People v Whidbee |
2018 NY Slip Op 05710 |
Decided on August 8, 2018 |
Appellate Division, Second Department |
Published by New York State Law Reporting Bureau pursuant to Judiciary Law § 431. |
This opinion is uncorrected and subject to revision before publication in the Official Reports. |
Decided on August 8, 2018 SUPREME COURT OF THE STATE OF NEW YORK Appellate Division, Second Judicial Department
MARK C. DILLON, J.P.
SANDRA L. SGROI
SYLVIA O. HINDS-RADIX
VALERIE BRATHWAITE NELSON
ANGELA G. IANNACCI, JJ.
2015-11503
(Ind. No. 5302/15)
v
Tyrone Whidbee, appellant.
The Legal Aid Society, New York, NY (Ellen Dille of counsel), for appellant.

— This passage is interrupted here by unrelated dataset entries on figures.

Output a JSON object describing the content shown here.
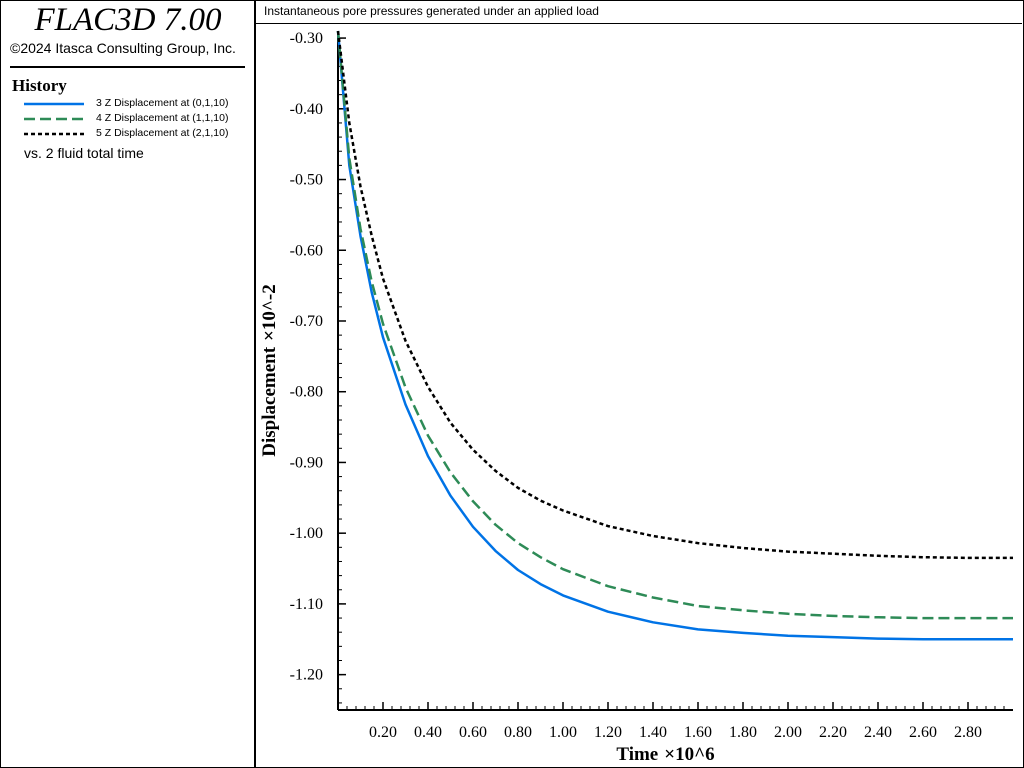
{
  "app": {
    "title": "FLAC3D 7.00",
    "copyright": "©2024 Itasca Consulting Group, Inc."
  },
  "history": {
    "heading": "History",
    "vs_label": "vs. 2 fluid total time"
  },
  "chart_data": {
    "type": "line",
    "title": "Instantaneous pore pressures generated under an applied load",
    "xlabel": "Time",
    "xlabel_scale": "×10^6",
    "ylabel": "Displacement",
    "ylabel_scale": "×10^-2",
    "xlim": [
      0.0,
      3.0
    ],
    "ylim": [
      -1.25,
      -0.29
    ],
    "x_ticks": [
      0.2,
      0.4,
      0.6,
      0.8,
      1.0,
      1.2,
      1.4,
      1.6,
      1.8,
      2.0,
      2.2,
      2.4,
      2.6,
      2.8
    ],
    "x_tick_labels": [
      "0.20",
      "0.40",
      "0.60",
      "0.80",
      "1.00",
      "1.20",
      "1.40",
      "1.60",
      "1.80",
      "2.00",
      "2.20",
      "2.40",
      "2.60",
      "2.80"
    ],
    "y_ticks": [
      -0.3,
      -0.4,
      -0.5,
      -0.6,
      -0.7,
      -0.8,
      -0.9,
      -1.0,
      -1.1,
      -1.2
    ],
    "y_tick_labels": [
      "-0.30",
      "-0.40",
      "-0.50",
      "-0.60",
      "-0.70",
      "-0.80",
      "-0.90",
      "-1.00",
      "-1.10",
      "-1.20"
    ],
    "legend_position": "left-panel",
    "series": [
      {
        "name": "3 Z Displacement at (0,1,10)",
        "color": "#0073e6",
        "style": "solid",
        "x": [
          0.0,
          0.05,
          0.1,
          0.15,
          0.2,
          0.3,
          0.4,
          0.5,
          0.6,
          0.7,
          0.8,
          0.9,
          1.0,
          1.2,
          1.4,
          1.6,
          1.8,
          2.0,
          2.2,
          2.4,
          2.6,
          2.8,
          3.0
        ],
        "y": [
          -0.29,
          -0.48,
          -0.58,
          -0.66,
          -0.723,
          -0.818,
          -0.891,
          -0.947,
          -0.991,
          -1.025,
          -1.052,
          -1.072,
          -1.088,
          -1.111,
          -1.126,
          -1.136,
          -1.141,
          -1.145,
          -1.147,
          -1.149,
          -1.15,
          -1.15,
          -1.15
        ]
      },
      {
        "name": "4 Z Displacement at (1,1,10)",
        "color": "#2e8b57",
        "style": "dashed",
        "x": [
          0.0,
          0.05,
          0.1,
          0.15,
          0.2,
          0.3,
          0.4,
          0.5,
          0.6,
          0.7,
          0.8,
          0.9,
          1.0,
          1.2,
          1.4,
          1.6,
          1.8,
          2.0,
          2.2,
          2.4,
          2.6,
          2.8,
          3.0
        ],
        "y": [
          -0.29,
          -0.47,
          -0.57,
          -0.645,
          -0.704,
          -0.794,
          -0.862,
          -0.914,
          -0.955,
          -0.988,
          -1.014,
          -1.034,
          -1.051,
          -1.075,
          -1.091,
          -1.103,
          -1.109,
          -1.114,
          -1.117,
          -1.119,
          -1.12,
          -1.12,
          -1.12
        ]
      },
      {
        "name": "5 Z Displacement at (2,1,10)",
        "color": "#000000",
        "style": "dotted",
        "x": [
          0.0,
          0.05,
          0.1,
          0.15,
          0.2,
          0.3,
          0.4,
          0.5,
          0.6,
          0.7,
          0.8,
          0.9,
          1.0,
          1.2,
          1.4,
          1.6,
          1.8,
          2.0,
          2.2,
          2.4,
          2.6,
          2.8,
          3.0
        ],
        "y": [
          -0.29,
          -0.42,
          -0.51,
          -0.58,
          -0.64,
          -0.728,
          -0.793,
          -0.844,
          -0.882,
          -0.912,
          -0.936,
          -0.954,
          -0.968,
          -0.99,
          -1.004,
          -1.014,
          -1.021,
          -1.026,
          -1.029,
          -1.032,
          -1.034,
          -1.035,
          -1.035
        ]
      }
    ]
  }
}
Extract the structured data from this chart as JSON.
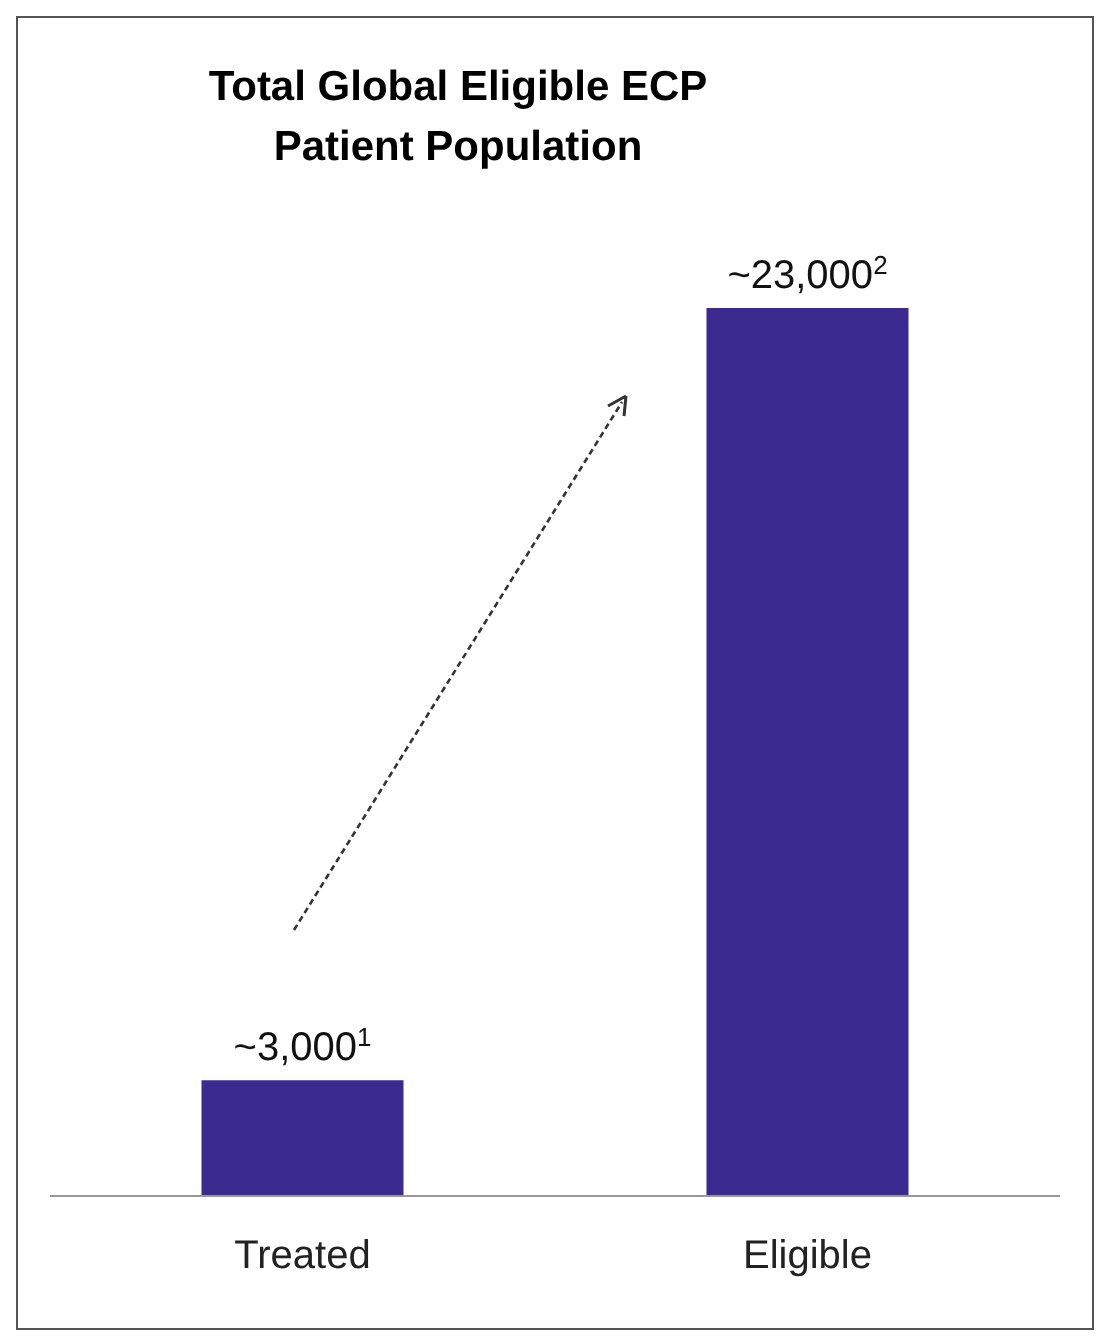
{
  "chart_data": {
    "type": "bar",
    "title": "Total Global Eligible ECP\nPatient Population",
    "categories": [
      "Treated",
      "Eligible"
    ],
    "values": [
      3000,
      23000
    ],
    "color": "#3b2a8f",
    "value_labels": [
      "~3,000$^{1}$",
      "~23,000$^{2}$"
    ],
    "grid": false,
    "legend": false
  }
}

Eric Gonzalez, District Attorney, Brooklyn, NY (Leonard Joblove and Morgan J. Dennehy of counsel; Robert Ho on the memorandum), for respondent.
DECISION & ORDER
Appeal by the defendant, as limited by his motion, from a sentence of the Supreme Court, Kings County (Martin P. Murphy, J.), imposed October 19, 2015, on the ground that the sentence was excessive.
ORDERED that the sentence is affirmed.
The Court of Appeals in People v Rudolph (21 NY3d 497, 502) stated that, although the right to consideration of youthful offender treatment is not waivable, the "prosecutor may bargain for the right to withdraw consent to the plea agreement if youthful offender treatment is granted." In this case, the prosecutor bargained for the right to withdraw consent to the plea agreement if youthful offender treatment were granted, the Supreme Court accepted that bargain, and the court nevertheless considered youthful offender treatment and denied it. Consequently, no error of law was committed.
The defendant's purported waiver of his right to appeal, which was based upon a brief and incomplete colloquy which did not explain the nature of the right to appeal, was invalid (see People v Thompson, 155 AD3d 897; People v Rennick, 123 AD3d 1146; People v Coleman, 116 AD3d 708). Thus, the purported waiver does not preclude review of the defendant's excessive sentence claim (see People v Lopez, 6 NY3d 248, 257). However, contrary to the defendant's contention, the denial of youthful offender treatment was not an improvident exercise of discretion, and the sentence imposed was not excessive (see People v Suitte, 90 AD2d 80).
DILLON, J.P., SGROI, HINDS-RADIX, BRATHWAITE NELSON and IANNACCI, JJ., concur.